The most important settings:

  • I prefer to use the TCP 443 and UDP 53 ports for my OpenVPN setup, and let the user guess why. 
  • For good performance, UDP is preferred over TCP. 
  • VPN mode is Layer 3 (routing/NAT).
  • Don't forget to allow the configured VPN ports in the AWS firewall (security groups). 

Other VPN settings:
  • Should VPN clients have access to private subnets (non-public networks on the server side)? - Yes
  • Should client Internet traffic be routed through the VPN? - Yes


The next component we have to install and configure is Privoxy. As usual, "apt-get install privoxy" just works. The next step is to configure privoxy via /etc/privoxy/config file, there are two options to change:
  • listen-address your.ip.add.ress:8118
  • accept-intercepted-requests 1
Beware not to allow everyone accessing your Privoxy server in the AWS EC2 security groups, be sure it is reachable only to VPN users!
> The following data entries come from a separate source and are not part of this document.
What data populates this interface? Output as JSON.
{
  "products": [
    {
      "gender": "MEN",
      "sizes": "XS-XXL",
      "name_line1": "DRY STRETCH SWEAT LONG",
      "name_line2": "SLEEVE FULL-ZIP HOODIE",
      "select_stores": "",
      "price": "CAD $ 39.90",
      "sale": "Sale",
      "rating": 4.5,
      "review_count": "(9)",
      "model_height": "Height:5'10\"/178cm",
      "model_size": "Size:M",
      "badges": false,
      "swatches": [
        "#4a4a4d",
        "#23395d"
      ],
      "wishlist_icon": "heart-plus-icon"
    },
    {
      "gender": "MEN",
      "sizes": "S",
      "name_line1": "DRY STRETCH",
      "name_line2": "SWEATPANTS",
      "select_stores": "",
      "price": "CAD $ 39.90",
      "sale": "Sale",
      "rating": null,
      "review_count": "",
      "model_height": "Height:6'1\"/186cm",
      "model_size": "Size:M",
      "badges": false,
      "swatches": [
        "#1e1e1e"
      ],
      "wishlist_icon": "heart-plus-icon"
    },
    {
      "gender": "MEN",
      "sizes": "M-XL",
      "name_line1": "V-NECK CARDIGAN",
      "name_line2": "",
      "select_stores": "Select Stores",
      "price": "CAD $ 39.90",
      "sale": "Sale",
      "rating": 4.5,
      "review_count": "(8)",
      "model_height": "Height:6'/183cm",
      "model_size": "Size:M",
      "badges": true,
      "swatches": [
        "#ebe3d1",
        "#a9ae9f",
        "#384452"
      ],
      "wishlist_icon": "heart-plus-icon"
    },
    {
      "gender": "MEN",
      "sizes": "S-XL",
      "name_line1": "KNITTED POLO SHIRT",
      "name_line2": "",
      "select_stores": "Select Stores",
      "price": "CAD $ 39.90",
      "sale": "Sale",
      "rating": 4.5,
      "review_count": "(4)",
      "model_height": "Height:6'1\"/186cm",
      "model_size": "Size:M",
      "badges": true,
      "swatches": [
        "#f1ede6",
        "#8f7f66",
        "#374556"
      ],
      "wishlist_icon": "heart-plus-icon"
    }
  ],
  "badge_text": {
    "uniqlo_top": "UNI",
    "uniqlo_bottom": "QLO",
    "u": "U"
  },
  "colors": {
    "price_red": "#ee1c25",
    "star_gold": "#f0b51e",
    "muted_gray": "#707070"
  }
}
After everything is set, start privoxy with "service privoxy start", and add it to the autostart "update-rc.d privoxy defaults".


And the final step is to configure your iptables chain to forward every web traffic from the VPN clients to the Privoxy server:

iptables -t nat -A PREROUTING -s -p tcp -m multiport --dports 80,8080,81 -j DNAT --to-destination your.ip.add.ress:8118

Optionally you can block access to all other ports as well, and what does not go through your Privoxy won't be reachable.
Based on your Linux distribution and preference, you might make this rule persistent.

Final test

Now you can connect to the VPN server from your Android device.
After logging in from a client, you get the following nice packages to install on your device:

After connecting, the final results can be seen in the following screenshots. And yes, there is a reason I chose Angry Birds as an example.
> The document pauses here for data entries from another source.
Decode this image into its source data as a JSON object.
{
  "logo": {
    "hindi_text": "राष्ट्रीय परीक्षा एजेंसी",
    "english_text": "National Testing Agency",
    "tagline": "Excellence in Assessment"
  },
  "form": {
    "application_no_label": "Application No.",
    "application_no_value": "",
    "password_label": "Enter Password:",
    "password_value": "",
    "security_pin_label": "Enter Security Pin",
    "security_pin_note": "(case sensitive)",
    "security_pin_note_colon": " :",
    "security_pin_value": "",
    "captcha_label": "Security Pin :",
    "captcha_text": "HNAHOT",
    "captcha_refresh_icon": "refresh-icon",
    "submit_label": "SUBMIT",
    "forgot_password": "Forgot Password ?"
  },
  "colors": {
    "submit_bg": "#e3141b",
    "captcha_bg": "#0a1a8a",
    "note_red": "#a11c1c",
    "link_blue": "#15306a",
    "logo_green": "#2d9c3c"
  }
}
Angry Birds without Privoxy
Angry Birds with Privoxy
Stupid flashlight app with ad
Stupid flashlight app with Privoxy
Spoiler alert
If you are afraid of NSA tracking you, this post is not for you. If you want to achieve IP layer anonymity, this post is not for you. As long as you are the only one using that service, it should be trivial to see what could possibly go wrong with that.

Known issues
Whenever the Internet connection (Wifi, 3G) drops, the VPN connection drops as well, and your privacy is gone ...
Sites breaking your privacy through SSL can still do that as long as the domain is not in the Privoxy blacklist.

Additional recommendation
If you are using OSX or Windows, I can recommend Aviator to be used as your default browser. It is just great, give it a try!

PS: There are also some adblock apps removed from the official store which can block some ads, but you have to configure a proxy for every WiFi connection you use, and it is not working over 3G.